Альнари осторожно повел плечами. Встал. Барти потянулся следом, превозмогая внезапный шум в голове; диарталец, заметив неловкое движение, приказал:
– Сиди, я сам.
Что сам, Барти спросить не успел: растерялся. И то сказать, за короткий разговор Альнари успел вогнать новичка в полное недоумение. Диарталец подбрел к колодцу, столкнул вниз ведро, закрутил ворот. Едва подсохшая корочка на кровавых полосах от плети взялась трещинками, по напрягшейся худой спине скатилось несколько красных капель, оставляя извилистый тонкий след. Подхватив мокрое ведро, Альнари опустил в воду лицо, простоял так несколько мгновений… и вдруг с размаху выплеснул всю воду на булыжник.
Барти аж застонал.
Диарталец оглянулся:
– А, тьма! Ты ж пить хочешь. Сейчас.
Ведро снова полетело в колодец; рыцарю показалось, что он слышит далекий всплеск. Себастиец закусил губу, еще раз попробовал встать. Альнари, как затылком видел, обернулся тут же:
– Кому сказано, сиди! Вот ведь послал Господь…

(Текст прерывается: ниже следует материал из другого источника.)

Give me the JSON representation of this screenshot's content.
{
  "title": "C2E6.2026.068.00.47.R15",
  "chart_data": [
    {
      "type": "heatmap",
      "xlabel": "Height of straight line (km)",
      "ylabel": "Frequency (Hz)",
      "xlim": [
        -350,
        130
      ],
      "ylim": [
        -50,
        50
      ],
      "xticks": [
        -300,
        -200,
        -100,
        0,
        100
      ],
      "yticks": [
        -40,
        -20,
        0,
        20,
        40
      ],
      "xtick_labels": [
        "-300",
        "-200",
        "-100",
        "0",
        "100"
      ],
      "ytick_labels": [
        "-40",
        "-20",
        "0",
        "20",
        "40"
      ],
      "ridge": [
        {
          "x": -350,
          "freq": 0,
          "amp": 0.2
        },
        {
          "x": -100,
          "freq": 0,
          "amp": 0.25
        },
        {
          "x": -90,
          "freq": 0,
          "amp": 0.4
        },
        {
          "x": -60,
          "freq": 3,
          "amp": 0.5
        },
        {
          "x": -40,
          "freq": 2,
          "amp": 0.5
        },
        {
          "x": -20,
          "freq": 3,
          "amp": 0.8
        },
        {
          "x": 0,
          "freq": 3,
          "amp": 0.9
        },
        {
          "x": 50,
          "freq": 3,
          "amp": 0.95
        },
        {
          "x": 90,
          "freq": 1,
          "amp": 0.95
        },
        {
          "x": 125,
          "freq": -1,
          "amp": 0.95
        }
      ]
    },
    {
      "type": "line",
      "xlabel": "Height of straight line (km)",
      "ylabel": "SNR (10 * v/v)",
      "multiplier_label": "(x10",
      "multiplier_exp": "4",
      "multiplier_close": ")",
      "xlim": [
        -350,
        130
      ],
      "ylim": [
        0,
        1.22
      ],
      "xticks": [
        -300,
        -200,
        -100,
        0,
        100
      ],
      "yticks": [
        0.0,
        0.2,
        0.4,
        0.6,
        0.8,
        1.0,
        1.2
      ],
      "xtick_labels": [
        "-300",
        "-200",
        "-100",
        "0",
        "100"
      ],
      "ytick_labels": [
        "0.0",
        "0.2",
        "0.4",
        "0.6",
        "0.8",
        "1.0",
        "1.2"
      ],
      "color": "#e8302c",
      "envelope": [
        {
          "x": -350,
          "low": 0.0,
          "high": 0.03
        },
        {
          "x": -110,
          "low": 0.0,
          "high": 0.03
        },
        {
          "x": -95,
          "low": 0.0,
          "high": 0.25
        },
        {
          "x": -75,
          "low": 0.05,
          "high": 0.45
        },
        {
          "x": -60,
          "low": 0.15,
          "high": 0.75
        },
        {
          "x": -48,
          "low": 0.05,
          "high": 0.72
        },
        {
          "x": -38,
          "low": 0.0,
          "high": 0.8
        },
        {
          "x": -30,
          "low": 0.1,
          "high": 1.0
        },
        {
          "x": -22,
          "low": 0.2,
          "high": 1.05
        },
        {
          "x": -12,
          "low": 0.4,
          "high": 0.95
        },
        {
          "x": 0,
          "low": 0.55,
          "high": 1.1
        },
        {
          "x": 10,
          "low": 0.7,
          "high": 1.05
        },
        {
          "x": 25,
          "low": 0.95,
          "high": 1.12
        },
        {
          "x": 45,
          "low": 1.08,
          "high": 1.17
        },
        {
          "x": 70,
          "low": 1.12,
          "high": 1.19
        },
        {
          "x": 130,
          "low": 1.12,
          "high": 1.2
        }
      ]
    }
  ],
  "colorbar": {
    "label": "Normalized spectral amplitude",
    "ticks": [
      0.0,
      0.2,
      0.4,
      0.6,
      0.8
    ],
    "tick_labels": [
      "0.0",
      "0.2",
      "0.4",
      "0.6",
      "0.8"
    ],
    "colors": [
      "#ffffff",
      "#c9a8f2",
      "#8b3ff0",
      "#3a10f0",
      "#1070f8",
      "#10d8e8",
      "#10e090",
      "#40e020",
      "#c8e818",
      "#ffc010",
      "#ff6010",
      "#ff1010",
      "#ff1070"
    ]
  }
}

Второе ведро подоспело быстро. Альнари нес воду Барти, не заботясь, сколько выплеснется под ноги, а рыцарю вдруг вспомнился путь в Ич-Тойвин и песенка, вогнавшая Мариану в краску. Красотка Катрина к колодцу идет… Диарталец, конечно, на красотку Катрину не походил, но…
– Пей.
– Спасибо.
Барти набрал воду в пригоршню. Руки дрожали. Рыцарь, сипло выругавшись, перевалился на колени, наклонился лицом к зыбкому кругу воды. Закрыл глаза – не видеть пылающую на щеке алую крысу. Вода была холодной, аж зубы заломило и застучало в висках. Таргалец блаженно замер.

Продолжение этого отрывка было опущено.